Of course, scanning presentation slides from existing lecture videos is just one technique, most effective for a particular style of online video. But the central idea is there: let’s design technology that helps a computer make long video more searchable, and more useful.
There are other techniques. In late in 2009, YouTube announced an experimental feature called automatic captions. Basically, it takes the audio part of a video, runs it through speech recognition software and generates a transcript. Since the transcription is text, it can be added to a searchable database to make that video easier to find. The feature is now available on all English-language YouTube videos.
Several years before automatic captions made its debut, an early version of Google’s Video Search product scanned existing closed-caption information from television shows to generate a searchable database.
Outside of the academic and consumer space, the U.S. Department of Defense is working on video search, too.

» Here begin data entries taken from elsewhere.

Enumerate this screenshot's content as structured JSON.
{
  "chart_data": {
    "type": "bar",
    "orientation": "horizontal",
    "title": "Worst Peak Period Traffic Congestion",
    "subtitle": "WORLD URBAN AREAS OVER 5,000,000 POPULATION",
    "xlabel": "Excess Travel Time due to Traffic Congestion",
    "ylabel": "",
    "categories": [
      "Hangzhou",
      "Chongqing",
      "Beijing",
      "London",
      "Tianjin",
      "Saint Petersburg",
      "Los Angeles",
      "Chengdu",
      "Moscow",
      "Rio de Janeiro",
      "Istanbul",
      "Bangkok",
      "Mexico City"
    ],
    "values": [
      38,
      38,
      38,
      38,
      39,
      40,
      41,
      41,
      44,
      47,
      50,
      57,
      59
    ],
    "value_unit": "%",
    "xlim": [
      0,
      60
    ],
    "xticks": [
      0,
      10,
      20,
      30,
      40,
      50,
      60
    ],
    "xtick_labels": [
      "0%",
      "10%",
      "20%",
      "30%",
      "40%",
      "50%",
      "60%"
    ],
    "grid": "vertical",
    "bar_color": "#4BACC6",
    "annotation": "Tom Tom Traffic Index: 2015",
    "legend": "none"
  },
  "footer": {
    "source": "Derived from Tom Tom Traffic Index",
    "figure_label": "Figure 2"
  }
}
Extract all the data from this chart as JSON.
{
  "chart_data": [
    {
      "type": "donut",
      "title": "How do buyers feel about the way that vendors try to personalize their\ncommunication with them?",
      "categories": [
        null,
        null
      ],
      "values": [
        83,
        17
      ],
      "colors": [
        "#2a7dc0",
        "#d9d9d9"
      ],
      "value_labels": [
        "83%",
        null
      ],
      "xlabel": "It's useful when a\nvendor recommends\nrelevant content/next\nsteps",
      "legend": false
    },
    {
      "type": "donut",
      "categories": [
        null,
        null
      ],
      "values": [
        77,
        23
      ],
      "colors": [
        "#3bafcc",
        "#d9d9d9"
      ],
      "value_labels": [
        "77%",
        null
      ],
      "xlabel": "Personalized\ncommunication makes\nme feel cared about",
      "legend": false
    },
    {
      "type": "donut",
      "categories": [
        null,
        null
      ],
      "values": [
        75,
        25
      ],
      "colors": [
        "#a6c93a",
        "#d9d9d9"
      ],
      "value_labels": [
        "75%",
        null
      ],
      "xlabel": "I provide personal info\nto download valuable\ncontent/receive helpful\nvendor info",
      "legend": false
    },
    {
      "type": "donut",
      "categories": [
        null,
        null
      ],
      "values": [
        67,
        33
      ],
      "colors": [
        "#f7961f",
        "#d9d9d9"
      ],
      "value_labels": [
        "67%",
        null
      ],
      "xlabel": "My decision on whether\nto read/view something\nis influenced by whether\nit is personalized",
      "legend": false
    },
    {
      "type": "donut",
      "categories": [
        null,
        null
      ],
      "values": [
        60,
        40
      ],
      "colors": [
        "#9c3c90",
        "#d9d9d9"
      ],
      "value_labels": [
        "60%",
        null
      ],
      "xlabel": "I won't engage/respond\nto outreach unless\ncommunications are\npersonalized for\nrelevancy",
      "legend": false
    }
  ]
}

It is developing a system that could be used to analyze footage to identify people, vehicles, and certain types of action in a scene.
So why is this important? For me, it’s the scale that makes this such and interesting and relevant problem. According to YouTube, 35 hours of video is uploaded every minute. That’s staggering. And sure, many of those videos are funny cats. But there’s also an enormous amount of knowledge contained in some of these online videos. Just look at the TED Talks series, for instance.
But right now, video search is clunky. It doesn’t always work as well as we’d like. And in most cases, searching deep inside videos is impossible. Reliable direct video search is still the stuff of science fiction.
Online video production is growing. Online video consumption is growing. Without decent search tools, we risk getting lost in a sea of abundance: knowing that what we want is out there, but being unable to find it.